Il est urgent de se demander si la violence aveugle des bombardements et des tirs meurtriers de la coalition occidentale est de nature à faire prévaloir les valeurs universelles de la civilisation sur les forces de la barbarie. Quel message l’Occident fait-il parvenir au peuple des humiliés en lançant ses bombes et en tirant ses balles tueuses d’enfants sur les maisons afghanes ?
L’élément religieux a souvent été mis en avant dans le dossier de Mohamed Merah. Il est en effet établi que celui-ci se référait à un islamisme radical. Dès lors, sa croyance religieuse ne peut pas ne pas être prise en compte dans l’effort de compréhension de son geste. Sans aucun doute, la première précaution doit être d’éviter tout amalgame qui conduirait à stigmatiser nos concitoyens de confession musulmane en les suspectant tous de justifier la violence terroriste. Nombre de musulmans ont une vision pacifiée de l’islam. De même, il nous faut redoubler de vigilance pour éradiquer l’antisémitisme dont les racines sont toujours vivantes au sein de notre
société.
Cependant, l’histoire d’hier et d’aujourd’hui atteste que les religions, toutes les religions, donc l’islam comme le judaïsme et comme le christianisme, ont pactisé avec l’idéologie de la violence en construisant des doctrines de la violence légitime et des théologies de la guerre juste. En de nombreux versets, la Bible et le Coran laissent croire que Dieu lui-même s’accommoderait de la violence et du meurtre. Le registre explicatif de la religion doit donc
être aussi étudié pour tenter de comprendre les agissements de Mohamed Merah. L’islam n’est pas l’islamisme, mais l’islam ne saurait être entièrement dédouané de l’islamisme. Il ne suffit pas d’affirmer que le judaïsme, le christianisme et l’islam sont des religions de paix. Le fait est qu’elles sont aussi des religions de guerre. Tout au long des siècles, les religions n’ont pas eu le courage spirituel de se mettre en règle avec le meurtre. Pour pacifier l’avenir de nos sociétés, il est urgent de désarmer les religions et les théologies. Il est urgent de désarmer les dieux (3).

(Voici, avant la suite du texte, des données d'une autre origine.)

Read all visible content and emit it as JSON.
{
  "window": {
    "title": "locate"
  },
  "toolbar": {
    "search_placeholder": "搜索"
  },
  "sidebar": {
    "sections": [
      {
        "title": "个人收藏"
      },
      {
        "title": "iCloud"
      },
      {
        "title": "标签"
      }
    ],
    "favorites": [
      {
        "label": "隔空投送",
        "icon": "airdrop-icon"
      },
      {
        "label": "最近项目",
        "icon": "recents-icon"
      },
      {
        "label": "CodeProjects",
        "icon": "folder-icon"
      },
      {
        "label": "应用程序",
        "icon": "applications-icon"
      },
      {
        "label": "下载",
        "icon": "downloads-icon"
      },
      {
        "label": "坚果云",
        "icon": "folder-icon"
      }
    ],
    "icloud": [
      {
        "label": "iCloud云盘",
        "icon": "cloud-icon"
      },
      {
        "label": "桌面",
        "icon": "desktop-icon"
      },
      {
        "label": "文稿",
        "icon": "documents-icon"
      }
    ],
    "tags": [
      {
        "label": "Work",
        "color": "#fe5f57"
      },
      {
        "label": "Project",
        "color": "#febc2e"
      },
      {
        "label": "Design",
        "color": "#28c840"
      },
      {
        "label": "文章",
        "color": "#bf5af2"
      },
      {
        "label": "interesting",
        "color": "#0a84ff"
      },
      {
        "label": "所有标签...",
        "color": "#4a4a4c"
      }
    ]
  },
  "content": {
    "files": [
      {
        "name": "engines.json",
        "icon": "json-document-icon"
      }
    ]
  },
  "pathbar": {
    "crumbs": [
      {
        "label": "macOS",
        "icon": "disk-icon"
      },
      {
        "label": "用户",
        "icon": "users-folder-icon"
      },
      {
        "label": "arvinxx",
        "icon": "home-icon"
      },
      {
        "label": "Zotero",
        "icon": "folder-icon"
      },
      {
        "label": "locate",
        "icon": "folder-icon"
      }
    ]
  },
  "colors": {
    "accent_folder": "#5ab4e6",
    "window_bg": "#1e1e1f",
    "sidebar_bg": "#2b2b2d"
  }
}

Il est précieux aujourd’hui de relire et de méditer Albert Camus. Notre monde, affirme-t-il, est « le monde du meurtre ». Dans Nous autres meurtriers, Camus écrit que le seul combat qui vaille est de lutter contre le meurtre. « Il n’y a qu’un seul problème aujourd’hui qui est celui du meurtre. Toutes nos disputes sont vaines. Une seule
chose importe qui est la paix. Les maîtres du monde sont aujourd’hui incapables de l’assurer parce que leurs principes sont faux et meurtriers. Que du moins, et dans tous les pays, ceux qui refusent le meurtre se réveillent,
dénoncent ces faux principes. » Il insiste : « Ceux qui ne veulent pas tuer doivent parler et ne dire qu’une seule chose, mais le dire sans répit, comme un témoin, comme mille témoins qui n’auront de cesse que lorsque le meurtre, à la face du monde, sera répudié définitivement (4). »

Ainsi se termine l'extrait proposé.